Overheard on the Hustings In the latest Politically Speaking column, Congressional Correspondent David Welna discusses Sen. John Kerry's remark about "crooked" Republican opponents.

Overheard on the Hustings

Sen. John Kerry talks with metal workers union members during a visit to a metals plant in Chicago, March 10, 2004. © Jim Bourg/Reuters/Corbis hide caption

toggle caption
© Jim Bourg/Reuters/Corbis

It was mid-morning at a Chicago sheet metal mill, and Sen. John Kerry was on the factory floor giving a speech to be transmitted via satellite to the AFL-CIO convention in Florida. The Massachusetts Democrat plowed through a prepared text that had been handed out beforehand to those of us reporters who travel with him. The candidate seemed tired. He'd been campaigning in Florida, Texas, Louisiana and Mississippi for a week and had celebrated his easy victories in those presidential primaries the night before at Chicago's Union Station.

I had been recording the whole event from a line I'd plugged into the sound system -- standard practice for such coverage. When Kerry finished talking to Florida and walked up to some of the factory workers watching him, I left the recorder rolling and my headphones on. That's because some of the most interesting things that come out of candidates' mouths happen when the official event is over but the lavalier microphones clipped to their shirts are still on.

Kerry began chatting with the workers. "Tell it like it is," one of them said, shaking hands with Kerry. "Keep smilin'," said another.

Kerry replied in a vernacular unlikely to burn the ears of union workers used to Chicago politics. "Oh yeah, don't worry, man, we're going to keep poundin'," said the candidate. "Let me tell ya, we're just beginnin' to fight here." And then came the Kerry kicker that would turn a fairly forgettable campaign stop into headlines: "These guys are, these guys are the most crooked, you know, lying group I've ever seen." Just a moment later, Kerry's mike was turned off.

I turned to Jill Zuckman, the Chicago Tribune reporter next to me, to see if she'd heard what I'd just heard.
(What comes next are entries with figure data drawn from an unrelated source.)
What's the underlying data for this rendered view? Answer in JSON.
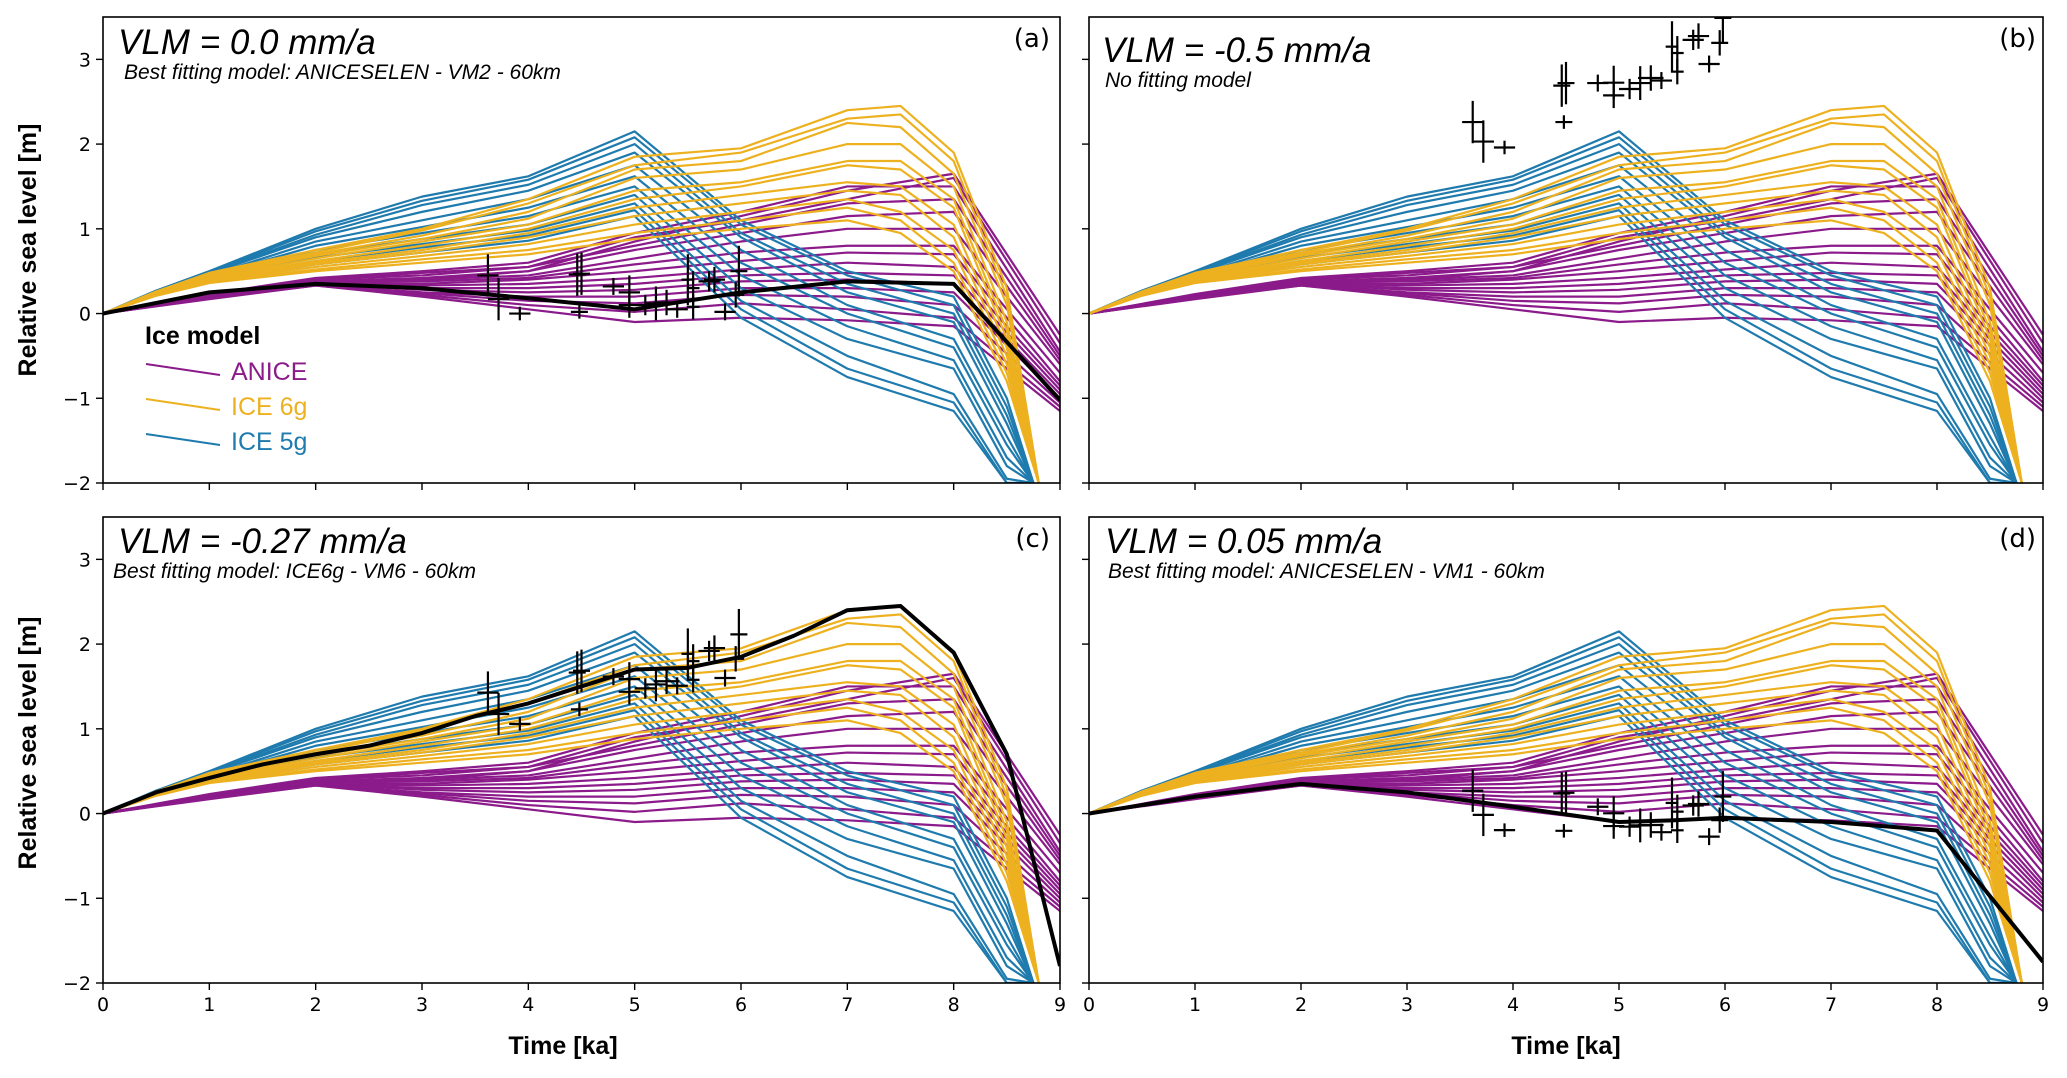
{
  "chart_data": {
    "type": "line",
    "layout": "2x2 grid",
    "shared_xlabel": "Time [ka]",
    "shared_ylabel": "Relative sea level [m]",
    "xlim": [
      0,
      9
    ],
    "ylim": [
      -2,
      3.5
    ],
    "xticks": [
      0,
      1,
      2,
      3,
      4,
      5,
      6,
      7,
      8,
      9
    ],
    "yticks": [
      -2,
      -1,
      0,
      1,
      2,
      3
    ],
    "xtick_labels": [
      "0",
      "1",
      "2",
      "3",
      "4",
      "5",
      "6",
      "7",
      "8",
      "9"
    ],
    "ytick_labels": [
      "−2",
      "−1",
      "0",
      "1",
      "2",
      "3"
    ],
    "grid": false,
    "legend": {
      "title": "Ice model",
      "placement": "panel (a), center-left",
      "entries": [
        {
          "label": "ANICE",
          "color": "#8b1a8a"
        },
        {
          "label": "ICE 6g",
          "color": "#edb120"
        },
        {
          "label": "ICE 5g",
          "color": "#1f7bae"
        }
      ]
    },
    "model_families": [
      {
        "name": "ANICE",
        "color": "#8b1a8a",
        "x": [
          0,
          1,
          2,
          3,
          4,
          5,
          6,
          7,
          8,
          9
        ],
        "curves": [
          [
            0,
            0.22,
            0.38,
            0.4,
            0.5,
            0.85,
            1.15,
            1.45,
            1.65,
            -0.25
          ],
          [
            0,
            0.22,
            0.4,
            0.48,
            0.55,
            0.9,
            1.1,
            1.35,
            1.6,
            -0.35
          ],
          [
            0,
            0.23,
            0.42,
            0.5,
            0.6,
            0.95,
            1.2,
            1.5,
            1.5,
            -0.45
          ],
          [
            0,
            0.22,
            0.4,
            0.45,
            0.55,
            0.8,
            1.05,
            1.3,
            1.35,
            -0.5
          ],
          [
            0,
            0.21,
            0.38,
            0.42,
            0.5,
            0.75,
            0.95,
            1.15,
            1.2,
            -0.55
          ],
          [
            0,
            0.2,
            0.37,
            0.4,
            0.45,
            0.65,
            0.85,
            1.0,
            1.0,
            -0.6
          ],
          [
            0,
            0.2,
            0.37,
            0.38,
            0.42,
            0.58,
            0.72,
            0.8,
            0.8,
            -0.7
          ],
          [
            0,
            0.2,
            0.36,
            0.35,
            0.4,
            0.5,
            0.62,
            0.72,
            0.7,
            -0.8
          ],
          [
            0,
            0.2,
            0.36,
            0.33,
            0.35,
            0.42,
            0.52,
            0.6,
            0.55,
            -0.85
          ],
          [
            0,
            0.19,
            0.35,
            0.3,
            0.3,
            0.35,
            0.45,
            0.48,
            0.45,
            -0.9
          ],
          [
            0,
            0.19,
            0.35,
            0.28,
            0.25,
            0.28,
            0.38,
            0.4,
            0.35,
            -0.95
          ],
          [
            0,
            0.18,
            0.34,
            0.25,
            0.2,
            0.2,
            0.3,
            0.3,
            0.25,
            -1.0
          ],
          [
            0,
            0.18,
            0.34,
            0.24,
            0.15,
            0.12,
            0.22,
            0.2,
            0.1,
            -1.05
          ],
          [
            0,
            0.18,
            0.33,
            0.22,
            0.1,
            0.02,
            0.12,
            0.05,
            -0.05,
            -1.1
          ],
          [
            0,
            0.17,
            0.33,
            0.2,
            0.05,
            -0.1,
            -0.05,
            -0.08,
            -0.15,
            -1.15
          ]
        ]
      },
      {
        "name": "ICE 6g",
        "color": "#edb120",
        "x": [
          0,
          0.5,
          1,
          2,
          3,
          4,
          5,
          6,
          7,
          7.5,
          8,
          8.5,
          8.8
        ],
        "curves": [
          [
            0,
            0.26,
            0.48,
            0.75,
            1.0,
            1.35,
            1.85,
            1.95,
            2.4,
            2.45,
            1.9,
            0.3,
            -2.0
          ],
          [
            0,
            0.26,
            0.47,
            0.72,
            0.98,
            1.3,
            1.75,
            1.9,
            2.3,
            2.35,
            1.8,
            0.2,
            -2.0
          ],
          [
            0,
            0.25,
            0.45,
            0.7,
            0.92,
            1.2,
            1.7,
            1.8,
            2.25,
            2.2,
            1.65,
            0.1,
            -2.0
          ],
          [
            0,
            0.25,
            0.44,
            0.68,
            0.88,
            1.12,
            1.6,
            1.7,
            2.0,
            2.0,
            1.5,
            -0.1,
            -2.0
          ],
          [
            0,
            0.24,
            0.42,
            0.65,
            0.85,
            1.05,
            1.45,
            1.55,
            1.8,
            1.8,
            1.35,
            -0.2,
            -2.0
          ],
          [
            0,
            0.24,
            0.41,
            0.62,
            0.8,
            1.0,
            1.35,
            1.5,
            1.75,
            1.7,
            1.25,
            -0.3,
            -2.0
          ],
          [
            0,
            0.23,
            0.4,
            0.6,
            0.75,
            0.95,
            1.25,
            1.4,
            1.55,
            1.5,
            1.05,
            -0.4,
            -2.0
          ],
          [
            0,
            0.23,
            0.39,
            0.58,
            0.72,
            0.9,
            1.15,
            1.3,
            1.45,
            1.4,
            0.9,
            -0.5,
            -2.0
          ],
          [
            0,
            0.22,
            0.38,
            0.55,
            0.68,
            0.82,
            1.05,
            1.2,
            1.35,
            1.2,
            0.75,
            -0.6,
            -2.0
          ],
          [
            0,
            0.22,
            0.37,
            0.52,
            0.64,
            0.75,
            0.95,
            1.1,
            1.25,
            1.1,
            0.6,
            -0.7,
            -2.0
          ],
          [
            0,
            0.21,
            0.36,
            0.5,
            0.6,
            0.7,
            0.88,
            1.0,
            1.1,
            0.95,
            0.5,
            -0.8,
            -2.0
          ]
        ]
      },
      {
        "name": "ICE 5g",
        "color": "#1f7bae",
        "x": [
          0,
          0.5,
          1,
          2,
          3,
          4,
          5,
          6,
          7,
          8,
          8.5,
          8.75
        ],
        "curves": [
          [
            0,
            0.27,
            0.5,
            1.0,
            1.38,
            1.62,
            2.15,
            1.1,
            0.5,
            0.2,
            -1.0,
            -2.0
          ],
          [
            0,
            0.27,
            0.49,
            0.97,
            1.33,
            1.58,
            2.08,
            1.05,
            0.45,
            0.1,
            -1.1,
            -2.0
          ],
          [
            0,
            0.26,
            0.48,
            0.93,
            1.28,
            1.52,
            2.0,
            0.95,
            0.35,
            0.0,
            -1.2,
            -2.0
          ],
          [
            0,
            0.26,
            0.47,
            0.9,
            1.2,
            1.45,
            1.9,
            0.9,
            0.25,
            -0.1,
            -1.3,
            -2.0
          ],
          [
            0,
            0.25,
            0.45,
            0.85,
            1.1,
            1.35,
            1.75,
            0.75,
            0.1,
            -0.3,
            -1.45,
            -2.0
          ],
          [
            0,
            0.25,
            0.44,
            0.8,
            1.02,
            1.25,
            1.62,
            0.6,
            0.0,
            -0.4,
            -1.55,
            -2.0
          ],
          [
            0,
            0.24,
            0.43,
            0.75,
            0.95,
            1.15,
            1.5,
            0.45,
            -0.15,
            -0.55,
            -1.7,
            -2.0
          ],
          [
            0,
            0.24,
            0.42,
            0.7,
            0.88,
            1.05,
            1.4,
            0.3,
            -0.3,
            -0.65,
            -1.8,
            -2.0
          ],
          [
            0,
            0.23,
            0.41,
            0.66,
            0.82,
            0.98,
            1.3,
            0.15,
            -0.5,
            -0.95,
            -1.95,
            -2.0
          ],
          [
            0,
            0.23,
            0.4,
            0.62,
            0.78,
            0.92,
            1.22,
            0.05,
            -0.65,
            -1.05,
            -2.0,
            -2.0
          ],
          [
            0,
            0.22,
            0.39,
            0.58,
            0.72,
            0.86,
            1.15,
            -0.05,
            -0.75,
            -1.15,
            -2.0,
            -2.0
          ]
        ]
      }
    ],
    "panels": [
      {
        "id": "a",
        "letter": "(a)",
        "title": "VLM = 0.0 mm/a",
        "subtitle": "Best fitting model: ANICESELEN - VM2 - 60km",
        "vlm_mm_per_a": 0.0,
        "show_legend": true,
        "show_ylabel": true,
        "show_xlabel": false,
        "best_fit": {
          "x": [
            0,
            1,
            2,
            3,
            4,
            5,
            5.5,
            6,
            7,
            8,
            9
          ],
          "y": [
            0,
            0.25,
            0.35,
            0.3,
            0.18,
            0.05,
            0.15,
            0.25,
            0.38,
            0.35,
            -1.02
          ]
        }
      },
      {
        "id": "b",
        "letter": "(b)",
        "title": "VLM = -0.5 mm/a",
        "subtitle": "No fitting model",
        "vlm_mm_per_a": -0.5,
        "show_legend": false,
        "show_ylabel": false,
        "show_xlabel": false,
        "best_fit": null
      },
      {
        "id": "c",
        "letter": "(c)",
        "title": "VLM = -0.27 mm/a",
        "subtitle": "Best fitting model: ICE6g - VM6 - 60km",
        "vlm_mm_per_a": -0.27,
        "show_legend": false,
        "show_ylabel": true,
        "show_xlabel": true,
        "best_fit": {
          "x": [
            0,
            0.5,
            1,
            1.5,
            2,
            2.5,
            3,
            3.5,
            4,
            4.5,
            5,
            5.5,
            6,
            6.5,
            7,
            7.5,
            8,
            8.5,
            9
          ],
          "y": [
            0,
            0.25,
            0.42,
            0.58,
            0.7,
            0.8,
            0.95,
            1.15,
            1.3,
            1.5,
            1.7,
            1.72,
            1.85,
            2.1,
            2.4,
            2.45,
            1.9,
            0.7,
            -1.8
          ]
        }
      },
      {
        "id": "d",
        "letter": "(d)",
        "title": "VLM = 0.05 mm/a",
        "subtitle": "Best fitting model: ANICESELEN - VM1 - 60km",
        "vlm_mm_per_a": 0.05,
        "show_legend": false,
        "show_ylabel": false,
        "show_xlabel": true,
        "best_fit": {
          "x": [
            0,
            1,
            2,
            3,
            4,
            5,
            5.5,
            6,
            7,
            8,
            9
          ],
          "y": [
            0,
            0.2,
            0.35,
            0.25,
            0.08,
            -0.1,
            -0.08,
            -0.05,
            -0.1,
            -0.2,
            -1.75
          ]
        }
      }
    ],
    "observations_vlm0": {
      "note": "sea-level index points (time, RSL, error bars); plotted in each panel shifted by -VLM * time",
      "points": [
        {
          "t": 3.62,
          "rsl": 0.45,
          "et": 0.1,
          "ersl": 0.25
        },
        {
          "t": 3.72,
          "rsl": 0.17,
          "et": 0.1,
          "ersl": 0.25
        },
        {
          "t": 3.92,
          "rsl": 0.0,
          "et": 0.1,
          "ersl": 0.08
        },
        {
          "t": 4.46,
          "rsl": 0.46,
          "et": 0.08,
          "ersl": 0.25
        },
        {
          "t": 4.5,
          "rsl": 0.47,
          "et": 0.08,
          "ersl": 0.25
        },
        {
          "t": 4.48,
          "rsl": 0.02,
          "et": 0.08,
          "ersl": 0.08
        },
        {
          "t": 4.8,
          "rsl": 0.32,
          "et": 0.1,
          "ersl": 0.1
        },
        {
          "t": 4.95,
          "rsl": 0.25,
          "et": 0.1,
          "ersl": 0.2
        },
        {
          "t": 4.95,
          "rsl": 0.1,
          "et": 0.1,
          "ersl": 0.15
        },
        {
          "t": 5.1,
          "rsl": 0.1,
          "et": 0.1,
          "ersl": 0.12
        },
        {
          "t": 5.2,
          "rsl": 0.12,
          "et": 0.1,
          "ersl": 0.2
        },
        {
          "t": 5.3,
          "rsl": 0.13,
          "et": 0.12,
          "ersl": 0.15
        },
        {
          "t": 5.4,
          "rsl": 0.05,
          "et": 0.1,
          "ersl": 0.1
        },
        {
          "t": 5.5,
          "rsl": 0.4,
          "et": 0.06,
          "ersl": 0.3
        },
        {
          "t": 5.55,
          "rsl": 0.3,
          "et": 0.06,
          "ersl": 0.2
        },
        {
          "t": 5.55,
          "rsl": 0.08,
          "et": 0.06,
          "ersl": 0.15
        },
        {
          "t": 5.7,
          "rsl": 0.38,
          "et": 0.1,
          "ersl": 0.12
        },
        {
          "t": 5.75,
          "rsl": 0.4,
          "et": 0.1,
          "ersl": 0.15
        },
        {
          "t": 5.85,
          "rsl": 0.02,
          "et": 0.1,
          "ersl": 0.1
        },
        {
          "t": 5.98,
          "rsl": 0.5,
          "et": 0.08,
          "ersl": 0.3
        },
        {
          "t": 5.95,
          "rsl": 0.22,
          "et": 0.08,
          "ersl": 0.15
        }
      ]
    }
  }
}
She had not, but she too had left her recorder on. She alerted other reporters, and by the time we'd all trooped out to O'Hare and got back on Kerry's chartered Boeing 727 to fly to Washington, D.C., Kerry's comment (which I transcribed for those who had not heard it) had become the talk of a planeload of laptop-tapping correspondents. I asked Kerry spokesman David Wade on the plane about the comment (he seemed surprised anyone had heard it) and to which collection of souls his boss was referring to as "the most crooked, you know, lying group I've ever seen." Wade's instant reply: "the Republican attack machine."

Was Kerry's comment intended for wider consumption? My sense is that it was not. He in fact lowered his voice, as if not to be overheard, when he delivered his zinger to a couple of guys he hoped would vote for him next fall. Even so, Kerry refused to apologize for what he had said when asked about it the next day (he was too busy choosing a vacation destination on the flight back to D.C., according to Wade, to comment then on his overheard ad lib). What Kerry said was not a surprise -- he makes no secret of how little esteem he has for what his campaign calls "the Republican smear machine." What was a surprise was that he said it with his microphone still on, making it fair game for those of us who happened to be listening.

Perhaps by October, what Kerry said on that Chicago factory floor will seem quaint in relative terms. That's if this campaign's trend continues toward ever-nastier, tit-for-tat TV and radio ads from both camps. Still, it's the unscripted, supposedly private comments from the candidates that give us the unfiltered version of what's going on in their heads. And that's why I'll keep leaving my recorder running and my headphones on. This wasn't the first time Candidate Kerry was caught saying things probably not meant for broadcast -- and it likely won't be the last.